How Did Indus Civilization Manage To Resist Climate Change?

AncientPages.com - Some several thousand years ago, there once flourished a great civilization in the Indus Valley. The largest of the four ancient civilizations of Egypt, Mesopotamia, India and China, Indus Civilization covered an area of what is today Pakistan and western India (approx. the size of Western Europe).

There is now evidence that this region was directly subjected to climate change during the period when the Indus Civilization was at its height (ca. 2500-1900 BC).

Indus Valley Seals. Indus Valley Project

Indus Valley Seals. Indus Valley Project

How did these ancient people manage to resist negative consequences of this process?

Researchers analyzed how Indus populations in north-west India interacted with their environment, which drastically changed during periods of climate change.

Dr. Cameron Petrie of the Division of Archaeology, University of Cambridge and lead author of the paper, stated that “for most ancient complex societies, water was a critical factor, and the availability of water and the way that it was managed and used provide critical insight into human adaptation and the resilience of subsistence practices.”

The Indus Civilization was situated in close proximity to Kotla Dahar, a deep, ancient lake near the northeastern edge of the Indus Valley area in Haryana.

Indus Valley City. Mohenjo Daro

Indus Valley City.

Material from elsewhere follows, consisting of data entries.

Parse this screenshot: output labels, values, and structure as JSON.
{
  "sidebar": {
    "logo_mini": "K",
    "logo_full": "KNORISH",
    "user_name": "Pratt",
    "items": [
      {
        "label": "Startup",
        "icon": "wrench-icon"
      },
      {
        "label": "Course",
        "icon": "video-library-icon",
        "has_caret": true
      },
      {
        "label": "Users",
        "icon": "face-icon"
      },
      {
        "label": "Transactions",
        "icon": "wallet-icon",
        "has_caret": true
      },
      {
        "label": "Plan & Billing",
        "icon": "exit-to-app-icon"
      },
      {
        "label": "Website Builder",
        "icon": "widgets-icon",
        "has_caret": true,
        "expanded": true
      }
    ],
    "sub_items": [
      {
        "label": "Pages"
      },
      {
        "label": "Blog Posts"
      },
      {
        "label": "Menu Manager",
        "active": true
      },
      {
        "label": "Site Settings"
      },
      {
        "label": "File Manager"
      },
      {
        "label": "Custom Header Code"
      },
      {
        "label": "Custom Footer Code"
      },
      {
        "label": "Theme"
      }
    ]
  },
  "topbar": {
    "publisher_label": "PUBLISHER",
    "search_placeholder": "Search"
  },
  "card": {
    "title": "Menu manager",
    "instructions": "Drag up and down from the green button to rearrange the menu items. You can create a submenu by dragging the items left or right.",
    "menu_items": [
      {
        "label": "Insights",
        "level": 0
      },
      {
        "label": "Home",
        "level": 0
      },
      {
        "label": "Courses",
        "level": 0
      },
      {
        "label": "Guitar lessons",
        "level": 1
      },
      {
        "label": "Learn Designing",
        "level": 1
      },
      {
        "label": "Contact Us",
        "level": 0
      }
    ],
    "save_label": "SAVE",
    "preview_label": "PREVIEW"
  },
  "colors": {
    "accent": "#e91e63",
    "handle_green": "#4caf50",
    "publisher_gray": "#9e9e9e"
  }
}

Mohenjo Daro

The lake showed evidence for two dramatic decreases in monsoon rainfall and a progressive decrease of the water level of Kotla Dahar.

The proximity of this lake provided proof that especially in the period between ca.2200 -2000 BC, the monsoon - most important part of a farmer’s life – was seriously affected by the spontaneous change in the climate.

“We argue that rather than being forced to intensify or diversify subsistence practices in response to climatic change, we have evidence for the use of millet, rice, and tropical pulses in the pre-urban and urban phases of the Indus Civilization,” said Petrie.

The evidence suggests that local Indus populations were already well adapted to living in varied and variable environmental conditions before the development of urban centers.

The study was published in the journal Current Anthropology.